Infer Pinot schema from Avro schema
In this recipe, we'll learn how to infer a Pinot schema from an Avro schema.
Pinot Version | 1.0.0 |
Code | startreedata/pinot-recipes/infer-schema-avro-data |
Prerequisites
To follow the code examples in this guide, you must install Docker (opens in a new tab) locally and download recipes.
Navigate to recipe
- If you haven't already, download recipes.

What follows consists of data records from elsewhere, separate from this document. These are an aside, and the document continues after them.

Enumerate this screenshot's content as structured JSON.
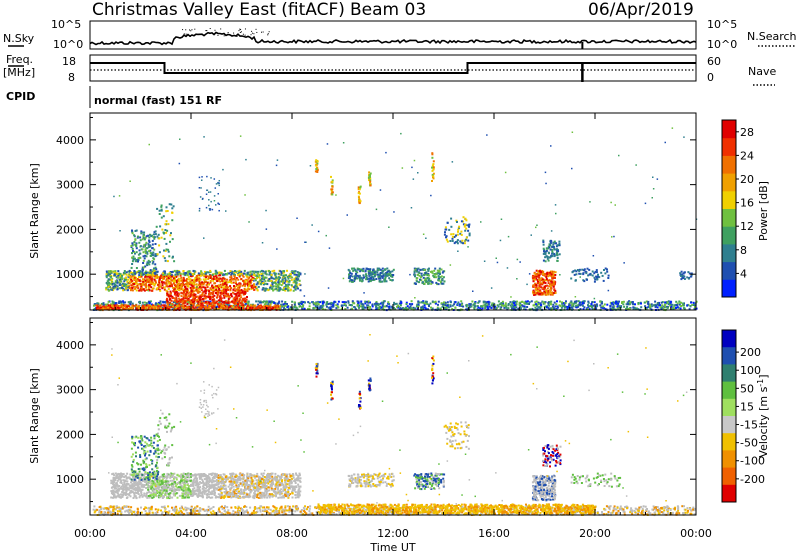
{
  "header": {
    "station": "Christmas Valley East (fitACF)",
    "beam": "Beam 03",
    "date": "06/Apr/2019"
  },
  "mini_panels": {
    "nsky_label": "N.Sky",
    "nsearch_label": "N.Search",
    "nsky_ticks": [
      "10^5",
      "10^0"
    ],
    "nsearch_ticks": [
      "10^5",
      "10^0"
    ],
    "freq_label_1": "Freq.",
    "freq_label_2": "[MHz]",
    "freq_ticks": [
      "18",
      "8"
    ],
    "nave_label": "Nave",
    "nave_ticks": [
      "60",
      "0"
    ],
    "cpid_label": "CPID",
    "cpid_text": "normal (fast) 151 RF"
  },
  "colors": {
    "power_scale": [
      "#0020ff",
      "#1f4fb0",
      "#2f7f8f",
      "#3fa060",
      "#6fc040",
      "#f0d000",
      "#f0a000",
      "#f07000",
      "#f03000",
      "#e00000"
    ],
    "velocity_scale": [
      "#0000c0",
      "#1f4fb0",
      "#2f7f6f",
      "#5fbf3f",
      "#9fdf5f",
      "#c8c8c8",
      "#f0c000",
      "#f09000",
      "#f06000",
      "#e00000"
    ],
    "gray_scatter": "#bdbdbd"
  },
  "chart_data": [
    {
      "type": "heatmap",
      "name": "power-panel",
      "ylabel": "Slant Range [km]",
      "xlabel": "",
      "x_ticks": [
        "00:00",
        "04:00",
        "08:00",
        "12:00",
        "16:00",
        "20:00",
        "00:00"
      ],
      "y_ticks": [
        "1000",
        "2000",
        "3000",
        "4000"
      ],
      "ylim": [
        200,
        4600
      ],
      "xlim_hours": [
        0,
        24
      ],
      "colorbar_label": "Power [dB]",
      "colorbar_ticks": [
        "4",
        "8",
        "12",
        "16",
        "20",
        "24",
        "28"
      ],
      "colorbar_range": [
        0,
        30
      ]
    },
    {
      "type": "heatmap",
      "name": "velocity-panel",
      "ylabel": "Slant Range [km]",
      "xlabel": "Time UT",
      "x_ticks": [
        "00:00",
        "04:00",
        "08:00",
        "12:00",
        "16:00",
        "20:00",
        "00:00"
      ],
      "y_ticks": [
        "1000",
        "2000",
        "3000",
        "4000"
      ],
      "ylim": [
        200,
        4600
      ],
      "xlim_hours": [
        0,
        24
      ],
      "colorbar_label": "Velocity [m s^-1]",
      "colorbar_ticks": [
        "200",
        "100",
        "50",
        "15",
        "-15",
        "-50",
        "-100",
        "-200"
      ],
      "colorbar_range": [
        -250,
        250
      ]
    }
  ]
}
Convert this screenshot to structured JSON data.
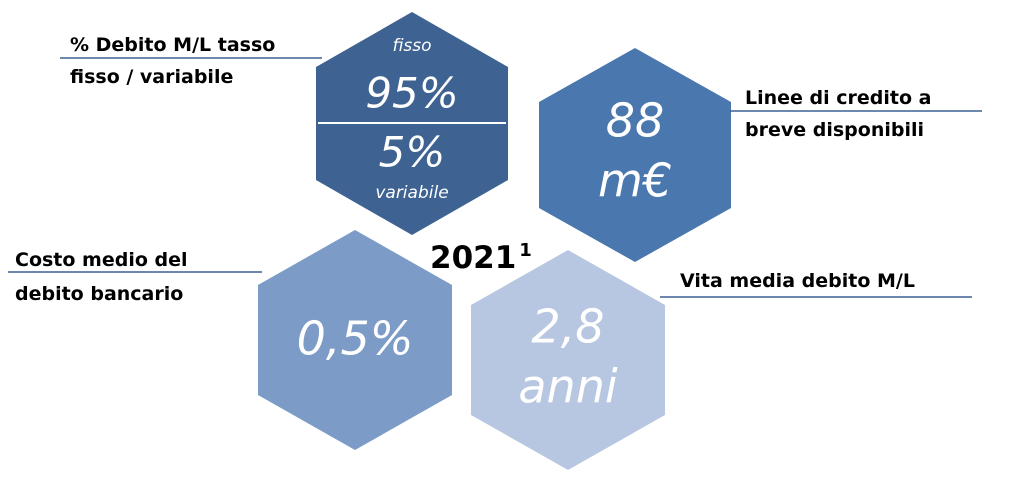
{
  "year": {
    "text": "2021",
    "superscript": "1"
  },
  "items": [
    {
      "label": [
        "% Debito M/L tasso",
        "fisso / variabile"
      ],
      "top_caption": "fisso",
      "top_value": "95%",
      "bottom_value": "5%",
      "bottom_caption": "variabile"
    },
    {
      "label": [
        "Linee di credito a",
        "breve disponibili"
      ],
      "value": [
        "88",
        "m€"
      ]
    },
    {
      "label": [
        "Costo medio del",
        "debito bancario"
      ],
      "value": [
        "0,5%"
      ]
    },
    {
      "label": [
        "Vita media debito M/L"
      ],
      "value": [
        "2,8",
        "anni"
      ]
    }
  ]
}
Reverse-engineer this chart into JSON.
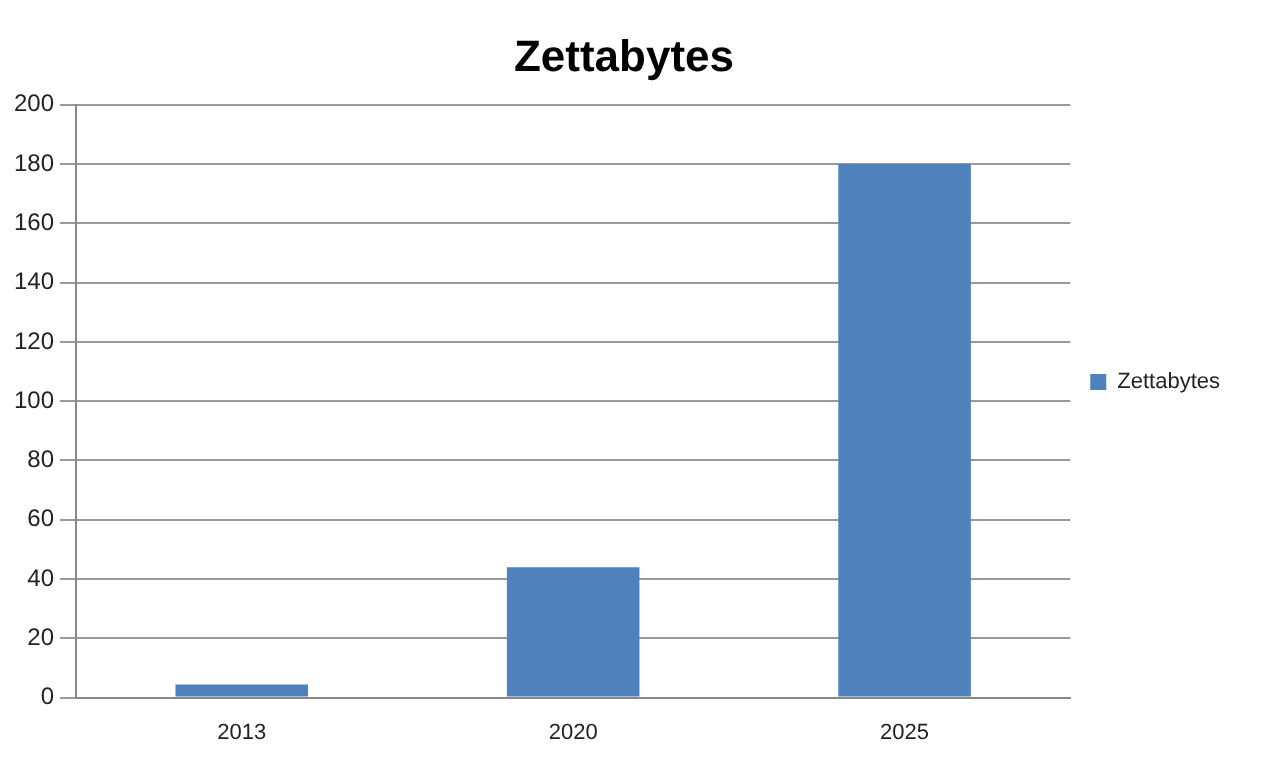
{
  "chart_data": {
    "type": "bar",
    "title": "Zettabytes",
    "categories": [
      "2013",
      "2020",
      "2025"
    ],
    "series": [
      {
        "name": "Zettabytes",
        "color": "#4f81bd",
        "values": [
          4.4,
          44,
          180
        ]
      }
    ],
    "ylim": [
      0,
      200
    ],
    "yticks": [
      0,
      20,
      40,
      60,
      80,
      100,
      120,
      140,
      160,
      180,
      200
    ],
    "grid": "y",
    "legend": "right"
  }
}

- In the terminal, go to the recipe by running the following command:
cd pinot-recipes/recipes/infer-schema-avro-data
JSON Data
We're going to infer a Pinot schema from the following Avro schema:
{
"type":"record",
"namespace":"com.simonaubury",
"name":"MastodonDetails",
"fields":[
{"name":"m_id","type":"long","default":0},
{"name":"created_at","type": "int","logicalType":"date"},
{"name":"created_at_str","type":"string","default":"unknown"},
{"name":"app","type":"string","default":"unknown"},
{"name":"url","type":"string","default":"null"},
{"name":"base_url","type":"string","default":"null"},
{"name":"language","type":"string","default":"null"},
{"name":"favourites","type":"int","default":0},
{"name":"username","type":"string","default":""},
{"name":"bot","type":"boolean"},
{"name":"tags","type":"int","default":0},
{"name":"characters","type":"int","default":0},
{"name":"words","type":"int","default":0},
{"name":"mastodon_text","type":"string","default":"null"}
]
}
/avro/mastodon-topic-value.avsc
Infer schema
Now we're going to infer a schema for this input file.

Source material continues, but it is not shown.